I am trying to create a Kafka Consumer which uses MongoDB-Spark-Connector in the same program. Something like Kafka input as RDD --> to Dataframe and then store it in the MongoDB for later use.
My Producer is up and running and the "standard" consumer looks like this and gets the messages nicely:
# Spark
from pyspark import SparkContext
# Spark Streaming
from pyspark.streaming import StreamingContext
# Kafka
from pyspark.streaming.kafka import KafkaUtils
# json parsing
import json
sc = SparkContext(appName="PythonSparkStreamingKafka_RM_01")
sc.setLogLevel("WARN")
ssc = StreamingContext(sc, 30)
kafkaStream = KafkaUtils.createStream(ssc, 'localhost:2181', 'spark-streaming-consumer', {'trump':1})

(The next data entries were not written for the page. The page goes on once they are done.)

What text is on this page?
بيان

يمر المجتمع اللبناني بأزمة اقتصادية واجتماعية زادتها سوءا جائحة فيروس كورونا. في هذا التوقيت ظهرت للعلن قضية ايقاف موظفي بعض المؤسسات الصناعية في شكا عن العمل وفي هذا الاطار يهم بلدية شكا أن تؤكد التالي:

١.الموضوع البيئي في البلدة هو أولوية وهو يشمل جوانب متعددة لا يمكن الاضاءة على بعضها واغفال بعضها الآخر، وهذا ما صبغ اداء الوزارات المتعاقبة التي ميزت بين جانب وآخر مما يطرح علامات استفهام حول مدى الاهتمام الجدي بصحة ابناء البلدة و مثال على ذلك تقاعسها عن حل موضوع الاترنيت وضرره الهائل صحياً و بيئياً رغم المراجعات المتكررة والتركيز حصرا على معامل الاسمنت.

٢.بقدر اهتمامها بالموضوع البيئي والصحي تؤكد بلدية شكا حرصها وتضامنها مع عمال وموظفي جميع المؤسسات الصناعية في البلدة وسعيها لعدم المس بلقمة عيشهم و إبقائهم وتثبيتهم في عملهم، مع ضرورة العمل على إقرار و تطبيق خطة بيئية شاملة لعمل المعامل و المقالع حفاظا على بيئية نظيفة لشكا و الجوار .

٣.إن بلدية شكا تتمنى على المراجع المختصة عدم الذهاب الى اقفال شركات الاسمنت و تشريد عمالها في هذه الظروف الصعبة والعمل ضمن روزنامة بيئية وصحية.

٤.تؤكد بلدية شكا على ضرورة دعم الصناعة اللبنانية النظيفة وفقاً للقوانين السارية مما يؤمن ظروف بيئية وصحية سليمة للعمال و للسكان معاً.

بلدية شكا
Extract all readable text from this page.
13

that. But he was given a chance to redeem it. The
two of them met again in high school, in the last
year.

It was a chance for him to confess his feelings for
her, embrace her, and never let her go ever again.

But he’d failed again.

parsed = kafkaStream.map(lambda v: json.loads(v[1]))
parsed.pprint()
ssc.start()
ssc.awaitTermination()
The "modified" consumer I want to use, which is built through SparkSessionBuilder with the config options to use mongodb looks like this:
#Additional for Session Building and Preprocessing
from pyspark import SparkContext
from pyspark import SQLContext
from pyspark.sql import SparkSession
import collections
# Spark Streaming
from pyspark.streaming import StreamingContext
# Kafka
from pyspark.streaming.kafka import KafkaUtils
# json parsing
import json
# Build the SparkSession
spark = SparkSession.builder \
.master("local") \
.appName("TrumpTweets") \
.config("spark.executor.memory", "1gb") \
.config("spark.mongodb.input.uri", "mongodb://127.0.0.1/trumptweets.tweets") \
.config("spark.mongodb.output.uri", "mongodb://127.0.0.1/trumptweets.tweets") \
.getOrCreate()
ssc = StreamingContext(spark.sparkContext, 30)
kafkaStream = KafkaUtils.createStream(ssc, 'localhost:2181', 'spark-streaming-consumer', {'trump':1})
parsed = kafkaStream.map(lambda v: json.loads(v[1]))
parsed.pprint()
ssc.start()
ssc.awaitTermination()
it runs nicely, but does not receive any messages... I don't see anything different other than the SessionBuilder, which doesn't produce any error messages or so.
Please help me out, I'm really stuck on this one... Any other way is also appreciated!